При виде этих людей у меня разрывается сердце.
— Обычно я ем один, — продолжает Уорнер. Его голос острой сосулькой протыкает плоть моих воспоминаний. — Но нам с тобой имеет смысл поближе познакомиться, раз уж мы будем проводить вместе много времени.
Слуги горничные Не-солдаты вышли, и Уорнер протянул мне тарелку с едой.
— Я не голодна.
— Даже не мечтай.
Я увидела, что он очень серьезен.
— Тебе не позволено заморить себя голодом. Ты слишком мало ешь, а я хочу, чтобы ты была здоровой. Тебе не позволено совершить самоубийство. Тебе не позволено наносить себе вред. Ты для меня слишком ценна.
— Я тебе не игрушка, — прошипела я.
Уорнер уронил тарелку на тележку — я с удивлением увидела, что она не разбилась, — и кашлянул, прочищая горло. Это прозвучало довольно зловеще.
— Все будет гораздо проще, если ты начнешь сотрудничать, — сказал он, выделяя каждое слово.
Пять пять пять пять пять ударов сердца.
— Мир относится к тебе с отвращением, — начал он, кривя губы в улыбке. — Все, кого ты знаешь, ненавидят тебя.
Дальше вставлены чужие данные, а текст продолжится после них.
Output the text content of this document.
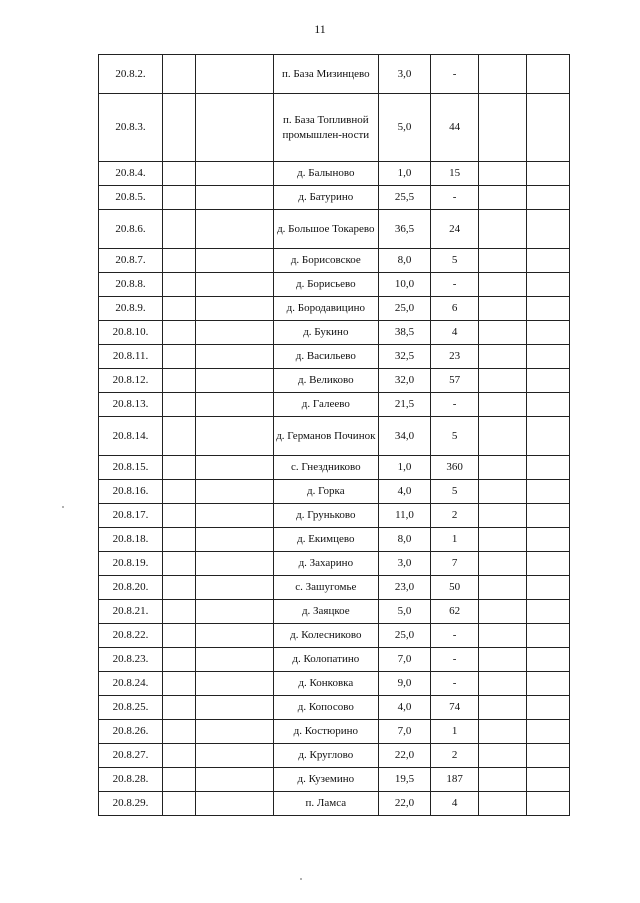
11
20.8.2.			п. База Мизинцево	3,0	-		
20.8.3.			п. База Топливной промышлен-ности	5,0	44		
20.8.4.			д. Балыново	1,0	15		
20.8.5.			д. Батурино	25,5	-		
20.8.6.			д. Большое Токарево	36,5	24		
20.8.7.			д. Борисовское	8,0	5		
20.8.8.			д. Борисьево	10,0	-		
20.8.9.			д. Бородавицино	25,0	6		
20.8.10.			д. Букино	38,5	4		
20.8.11.			д. Васильево	32,5	23		
20.8.12.			д. Великово	32,0	57		
20.8.13.			д. Галеево	21,5	-		
20.8.14.			д. Германов Починок	34,0	5		
20.8.15.			с. Гнездниково	1,0	360		
20.8.16.			д. Горка	4,0	5		
20.8.17.			д. Груньково	11,0	2		
20.8.18.			д. Екимцево	8,0	1		
20.8.19.			д. Захарино	3,0	7		
20.8.20.			с. Зашугомье	23,0	50		
20.8.21.			д. Заяцкое	5,0	62		
20.8.22.			д. Колесниково	25,0	-		
20.8.23.			д. Колопатино	7,0	-		
20.8.24.			д. Конковка	9,0	-		
20.8.25.			д. Копосово	4,0	74		
20.8.26.			д. Костюрино	7,0	1		
20.8.27.			д. Круглово	22,0	2		
20.8.28.			д. Куземино	19,5	187		
20.8.29.			п. Ламса	22,0	4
Бегут от тебя. Обрекают на одиночество. Собственные родители поставили на тебе крест и добровольно переложили заботы о твоем существовании на государственные учреждения. Как же они хотели от тебя избавиться, сделать чужой проблемой, убедить себя, что отвратительная мерзость, которую они растят, не их ребенок!
Мне словно надавали десяток пощечин.
— При этом, — он уже смеялся, не скрываясь, — ты в который раз отталкиваешь меня! — Он посмотрел мне в глаза. — Я пытаюсь тебе помочь. Я даю тебе возможность, какую никто никогда больше не предложит. Я охотно стану обращаться с тобой как с равной. Я готов дать тебе все, чего ты можешь пожелать; я готов передать в твои руки даже власть. Я заставлю людей страдать за то, что они с тобой сделали. — Он чуть подался вперед. — Я смогу изменить твой мир.
Он не прав, он все говорит неправильно, все вывернуто наизнанку и выглядит не естественнее, чем опрокинутая радуга.